“You remind us that there are no easy answers, but at least we’re talking.”—Naomi Orwin, in her final written words for Phindie
I read with sadness the remembrance of Naomi Orwin published last month on the Broad Street Review. Naomi passed away in April after a series of strokes.
Naomi moved to Philadelphia in 2012 after an itinerant life spent in in Manhattan, Los Angeles, London, Tel Aviv, and the South of France, among other places.
She earned a bachelor’s degree in English Literature from the University of Chicago in 1963 and an M.A. in Women’s Psychospiritual Development from Sofia University in Palo Alto in 1999. She wrote for the Lifetime TV series Our Group, and was a lyricist for the award-winning children’s TV show Unicorn Tales and the children’s musical Western The Phantom Kid.
Earlier this decade, she published a series of novels, most recently Eve’s Stepchildren, about intermarriage and adoption.

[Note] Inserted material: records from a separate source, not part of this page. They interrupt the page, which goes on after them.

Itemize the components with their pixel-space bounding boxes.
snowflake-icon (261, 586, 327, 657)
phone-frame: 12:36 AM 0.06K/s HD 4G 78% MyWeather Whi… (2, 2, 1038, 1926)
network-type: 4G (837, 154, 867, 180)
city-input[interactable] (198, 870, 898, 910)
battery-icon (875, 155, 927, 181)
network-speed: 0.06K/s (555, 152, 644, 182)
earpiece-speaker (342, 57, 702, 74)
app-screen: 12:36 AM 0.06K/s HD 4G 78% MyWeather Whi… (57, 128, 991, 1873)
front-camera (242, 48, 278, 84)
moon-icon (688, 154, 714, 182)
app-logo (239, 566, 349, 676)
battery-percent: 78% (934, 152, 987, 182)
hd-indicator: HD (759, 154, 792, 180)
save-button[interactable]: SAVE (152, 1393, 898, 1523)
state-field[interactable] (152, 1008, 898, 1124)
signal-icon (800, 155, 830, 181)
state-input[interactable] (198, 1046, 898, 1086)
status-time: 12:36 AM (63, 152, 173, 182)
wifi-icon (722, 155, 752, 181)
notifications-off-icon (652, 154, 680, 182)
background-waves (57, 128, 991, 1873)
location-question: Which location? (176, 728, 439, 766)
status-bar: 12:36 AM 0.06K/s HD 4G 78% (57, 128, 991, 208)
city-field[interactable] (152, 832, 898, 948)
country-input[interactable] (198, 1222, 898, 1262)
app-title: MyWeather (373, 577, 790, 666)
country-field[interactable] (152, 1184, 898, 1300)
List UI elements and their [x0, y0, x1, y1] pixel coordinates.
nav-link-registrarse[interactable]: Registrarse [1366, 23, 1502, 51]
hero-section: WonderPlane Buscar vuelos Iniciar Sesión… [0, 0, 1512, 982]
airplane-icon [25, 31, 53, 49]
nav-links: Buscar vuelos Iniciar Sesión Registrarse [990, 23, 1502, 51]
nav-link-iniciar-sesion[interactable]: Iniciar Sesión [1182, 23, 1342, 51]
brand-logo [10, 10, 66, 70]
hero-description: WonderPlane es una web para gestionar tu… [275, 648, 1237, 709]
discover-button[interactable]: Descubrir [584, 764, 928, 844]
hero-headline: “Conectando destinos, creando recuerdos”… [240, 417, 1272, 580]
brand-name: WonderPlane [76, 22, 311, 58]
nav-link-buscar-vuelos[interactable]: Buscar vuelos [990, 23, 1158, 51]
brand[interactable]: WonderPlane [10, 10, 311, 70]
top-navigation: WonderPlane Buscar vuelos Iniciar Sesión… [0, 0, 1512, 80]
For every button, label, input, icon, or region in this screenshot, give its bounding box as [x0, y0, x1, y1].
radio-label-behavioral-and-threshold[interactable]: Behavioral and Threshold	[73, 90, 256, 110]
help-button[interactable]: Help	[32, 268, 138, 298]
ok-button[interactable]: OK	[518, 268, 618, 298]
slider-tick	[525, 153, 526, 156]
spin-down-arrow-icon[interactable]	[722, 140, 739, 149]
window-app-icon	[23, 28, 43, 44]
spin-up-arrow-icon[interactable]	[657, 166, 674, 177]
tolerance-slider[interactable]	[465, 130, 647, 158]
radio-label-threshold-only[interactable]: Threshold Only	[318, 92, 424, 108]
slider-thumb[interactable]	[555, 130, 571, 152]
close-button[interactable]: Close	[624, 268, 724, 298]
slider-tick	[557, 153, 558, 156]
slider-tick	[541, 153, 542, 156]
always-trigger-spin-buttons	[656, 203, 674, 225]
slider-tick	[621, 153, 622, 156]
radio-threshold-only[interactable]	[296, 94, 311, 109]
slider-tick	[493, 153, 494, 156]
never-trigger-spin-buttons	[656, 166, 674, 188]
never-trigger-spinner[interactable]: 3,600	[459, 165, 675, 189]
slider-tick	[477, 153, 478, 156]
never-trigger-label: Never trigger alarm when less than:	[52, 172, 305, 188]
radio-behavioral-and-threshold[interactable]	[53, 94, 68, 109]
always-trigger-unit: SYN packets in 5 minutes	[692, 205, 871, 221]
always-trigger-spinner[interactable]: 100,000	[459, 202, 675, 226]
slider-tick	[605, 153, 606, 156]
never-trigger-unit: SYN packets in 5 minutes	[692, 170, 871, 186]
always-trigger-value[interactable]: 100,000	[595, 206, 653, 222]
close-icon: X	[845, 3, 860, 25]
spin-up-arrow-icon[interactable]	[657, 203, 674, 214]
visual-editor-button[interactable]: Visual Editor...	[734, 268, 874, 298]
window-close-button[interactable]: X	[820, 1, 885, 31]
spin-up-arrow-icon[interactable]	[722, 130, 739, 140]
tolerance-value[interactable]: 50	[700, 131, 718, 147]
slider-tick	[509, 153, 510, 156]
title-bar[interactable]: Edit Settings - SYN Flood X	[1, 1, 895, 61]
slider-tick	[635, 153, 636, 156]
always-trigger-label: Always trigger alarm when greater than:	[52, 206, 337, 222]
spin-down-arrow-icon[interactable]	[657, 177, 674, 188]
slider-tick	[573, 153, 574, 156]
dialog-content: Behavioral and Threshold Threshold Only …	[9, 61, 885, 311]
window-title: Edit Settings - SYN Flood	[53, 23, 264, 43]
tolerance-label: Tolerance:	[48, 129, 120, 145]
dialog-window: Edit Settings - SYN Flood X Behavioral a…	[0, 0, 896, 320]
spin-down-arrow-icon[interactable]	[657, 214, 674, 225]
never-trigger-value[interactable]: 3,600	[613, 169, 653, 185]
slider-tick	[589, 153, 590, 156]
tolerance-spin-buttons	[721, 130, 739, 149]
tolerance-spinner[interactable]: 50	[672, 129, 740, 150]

She taught screenwriting at Drexel University and screenwriting and women’s films at the Rochester Institute of Technology from 1996 to 2011.
Naomi began writing for Phindie in 2014 and displayed her consistently intelligent and subtle insights in a series of theater reviews, often addressing plays from a personal feminist viewpoint. Her final article, a review of Lucas Hnath’s A Doll’s House Part 2, appeared in November 2018 and wondered how a female writer might’ve brought a different perspective to an Ibsen sequel. “My Nora would probably have walked out the door and quietly moved on,” she wrote. She will be missed.